In Staffel Eins ging es zunächst um die Etablierung dieser Machtverhältnisse und um Gerüchte über ihre in ominösen Filmen bezweifelte Legitimation. Dieses schwarzweiße Filmmaterial, das Juliana Crain (Alexa Davalos), eine Hauptfigur der Serie, in die Hände fällt, spielt eine wichtige Rolle: Offenbar ein Newsreel aus einer anderen Zeit/Welt, zeigte es einen anderen Ausgang der Historie – nämlich jenen, den wir kennen.

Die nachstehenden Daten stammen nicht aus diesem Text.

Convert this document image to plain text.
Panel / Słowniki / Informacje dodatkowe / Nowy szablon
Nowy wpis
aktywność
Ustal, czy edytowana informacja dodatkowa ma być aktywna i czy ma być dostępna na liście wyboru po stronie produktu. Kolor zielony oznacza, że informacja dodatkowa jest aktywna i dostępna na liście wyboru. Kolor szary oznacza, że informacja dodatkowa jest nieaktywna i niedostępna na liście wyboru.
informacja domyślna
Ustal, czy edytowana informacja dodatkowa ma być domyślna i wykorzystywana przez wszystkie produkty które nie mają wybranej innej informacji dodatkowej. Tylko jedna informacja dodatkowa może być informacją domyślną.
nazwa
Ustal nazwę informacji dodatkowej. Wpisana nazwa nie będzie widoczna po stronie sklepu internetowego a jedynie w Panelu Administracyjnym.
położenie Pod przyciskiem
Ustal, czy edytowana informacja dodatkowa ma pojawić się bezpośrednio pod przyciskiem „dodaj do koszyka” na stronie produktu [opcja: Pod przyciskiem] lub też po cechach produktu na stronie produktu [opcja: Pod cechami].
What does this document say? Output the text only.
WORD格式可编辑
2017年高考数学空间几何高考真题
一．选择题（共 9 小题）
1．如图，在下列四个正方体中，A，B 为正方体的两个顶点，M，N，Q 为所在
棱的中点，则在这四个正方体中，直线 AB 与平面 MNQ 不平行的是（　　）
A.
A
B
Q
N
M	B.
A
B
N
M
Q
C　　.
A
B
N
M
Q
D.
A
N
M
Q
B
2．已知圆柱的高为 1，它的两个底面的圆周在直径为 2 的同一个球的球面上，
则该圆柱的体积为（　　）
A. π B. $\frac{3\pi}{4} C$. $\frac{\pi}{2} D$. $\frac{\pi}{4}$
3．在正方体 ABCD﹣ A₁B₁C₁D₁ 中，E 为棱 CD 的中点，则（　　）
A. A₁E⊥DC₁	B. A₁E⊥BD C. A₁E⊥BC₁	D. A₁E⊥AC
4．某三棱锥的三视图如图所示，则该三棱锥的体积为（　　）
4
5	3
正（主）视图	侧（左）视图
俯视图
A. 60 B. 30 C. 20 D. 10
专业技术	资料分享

Die Möglichkeit, dass die Geschichte ja auch einen alternativen, offenbar besseren Weg hätte nehmen und dass man aktiv dabei hätte mithelfen können und sollen, ist zentral in der dritten Staffel von »The Man in the High Castle«. Entsprechend stehen Julianas Bemühungen, den Widerstand zu verbreitern, indem sie die Filmrollen bekannter macht, deutlicher im Mittelpunkt der Handlung – und damit auch die Schachzüge ihres Naziwidersachers, des Reichsmarschalls John Smith (Rufus Sewell) in New York, der diesen Widerstand final ausmerzen will, aber zugleich selbst unter Druck steht: Zum einen muss er den neuen FBI-Chef Hoover im Zaum halten, zum anderen sind Smiths Kinder unmittelbar von den Nazi-Erbgesundheitsgesetzen betroffen.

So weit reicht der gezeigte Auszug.